Making requests to OpenAI via LLM Mesh#
Now you can make requests to the LLM just like you would with the standard OpenAI API:
# Create a prompt
context = '''You are a capable ghost writer
who helps college applicants'''
content = '''Write a complete 350-word short essay
for a college application on the topic -
My first memories.'''
prompt = [
{"role": "system",
"content": context},
{'role': 'user',
'content': content}
]
# Send the request
try:
response = client.chat.completions.create(
model=LLM_ID,
messages=prompt,
temperature=DEFAULT_TEMPERATURE,
max_tokens=DEFAULT_MAX_TOKENS
)
print(response.choices[0].message.content)
except Exception as e:
print(f"Error making request: {e}")
Wrapping up#
Now that you have the basic setup working, you can:
Experiment with different prompts and parameters - here’s what is available
Use other LLM providers available through the LLM Mesh
Try chunking longer responses by using the
stream
parameter as shown in Code 1
streaming.py
print("📚 .. imports ... ")
print("🤖 .. Python client for OpenAI API calls ...")
from openai import OpenAI
print("⏱ .. library for timing ...")
import time
import httpx # in case of self-signed certificates
print("\n\n")
# Specify the DSS OpenAI-compatible public API URL, e.g. http://my.dss/public/api/projects/PROJECT_KEY/llms/openai/v1/
BASE_URL = ""
# Use your DSS API key instead of an OpenAI secret
API_KEY = ""
# Fill with your LLM id - to get the list of LLM ids, you can use dataiku.api_client().project.list_llms()
LLM_ID = ""
# Create an OpenAI client
open_client = OpenAI(
base_url=BASE_URL,
api_key=API_KEY,
http_client=httpx.Client(verify=False) # in case of self-signed certificates
)
print("🔑 .. client created, key set ...")
DEFAULT_TEMPERATURE = 0
DEFAULT_MAX_TOKENS = 1000
print("\n\n")
context = '''You are a capable ghost writer
who helps college applicants'''
content = '''Write a complete 500-word short essay
for a college application on the topic -
My first memories.'''
prompt = [
{"role": "system",
"content": context},
{'role': 'user',
'content': content}
]
print(f"This is the prompt: {content}")
print("\n\n")
print("⏲ .. Record the time before the request is sent ..")
start_time = time.time()
print("📤 .. Send a ChatCompletion request ...")
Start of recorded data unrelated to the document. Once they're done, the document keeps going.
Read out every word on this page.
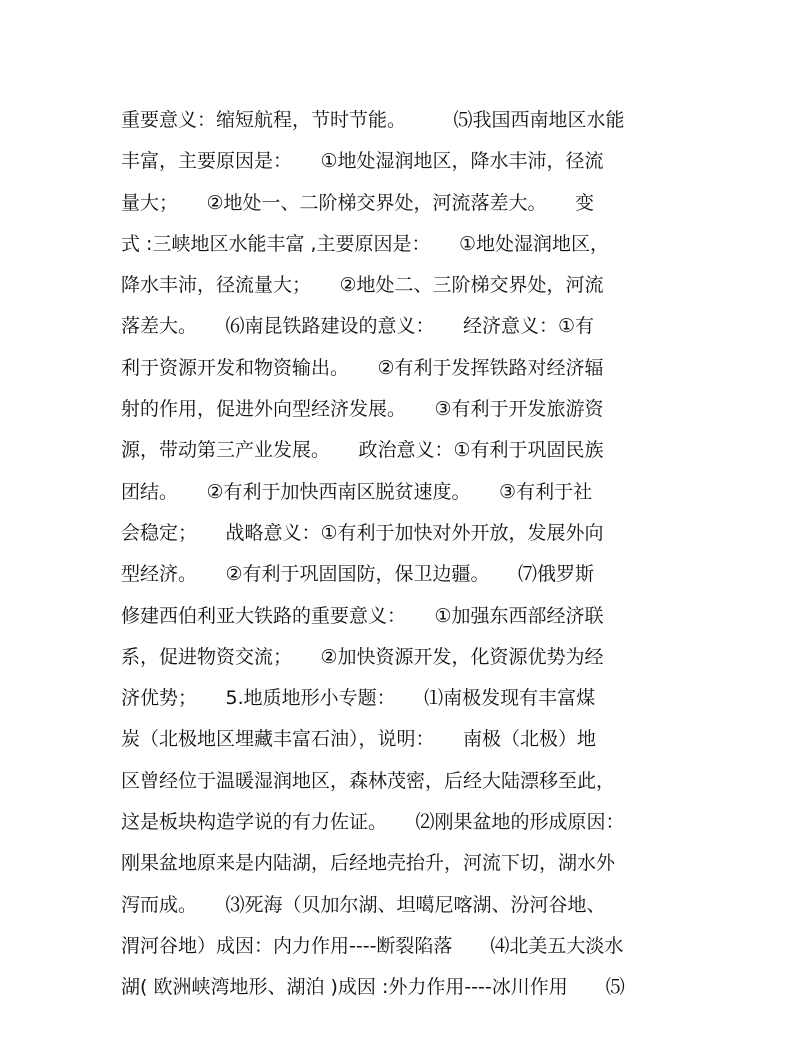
重要意义：缩短航程，节时节能。　　　⑸我国西南地区水能
丰富，主要原因是：　　①地处湿润地区，降水丰沛，径流
量大；　　②地处一、二阶梯交界处，河流落差大。　　变
式 :三峡地区水能丰富 ,主要原因是：　　①地处湿润地区，
降水丰沛，径流量大；　　②地处二、三阶梯交界处，河流
落差大。　　⑹南昆铁路建设的意义：　　经济意义：①有
利于资源开发和物资输出。　　②有利于发挥铁路对经济辐
射的作用，促进外向型经济发展。　　③有利于开发旅游资
源，带动第三产业发展。　　政治意义：①有利于巩固民族
团结。　　②有利于加快西南区脱贫速度。　　③有利于社
会稳定；　　战略意义：①有利于加快对外开放，发展外向
型经济。　　②有利于巩固国防，保卫边疆。　　⑺俄罗斯
修建西伯利亚大铁路的重要意义：　　①加强东西部经济联
系，促进物资交流；　　②加快资源开发，化资源优势为经
济优势；　　5.地质地形小专题：　　⑴南极发现有丰富煤
炭（北极地区埋藏丰富石油），说明：　　南极（北极）地
区曾经位于温暖湿润地区，森林茂密，后经大陆漂移至此，
这是板块构造学说的有力佐证。　　⑵刚果盆地的形成原因：
刚果盆地原来是内陆湖，后经地壳抬升，河流下切，湖水外
泻而成。　　⑶死海（贝加尔湖、坦噶尼喀湖、汾河谷地、
渭河谷地）成因：内力作用----断裂陷落　　⑷北美五大淡水
湖( 欧洲峡湾地形、湖泊 )成因 :外力作用----冰川作用　　⑸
response = open_client.chat.completions.create(
model=LLM_ID,
stream=True,
messages=prompt,
temperature=DEFAULT_TEMPERATURE,
max_tokens=DEFAULT_MAX_TOKENS
)
collected_chunks = []
collected_messages = []
# iterate through the stream of events
for chunk in response:
chunk_time = time.time() - start_time # calculate the time delay of the chunk
collected_chunks.append(chunk) # save the event response
chunk_message = chunk.choices[0].delta # extract the message
collected_messages.append(chunk_message) # save the message
if hasattr(chunk_message, 'content'):
print(chunk_message.content, end="")
print("\n\n\n")
# print the time delay and text received
print(f"Full response received {chunk_time:.2f} seconds after request")
full_reply_content = ''.join([m.content for m in collected_messages if hasattr(m, 'content') and m.content is not None])
Remember that all requests go through the LLM Mesh, which provides monitoring and governing capabilities while maintaining the familiar OpenAI API interface.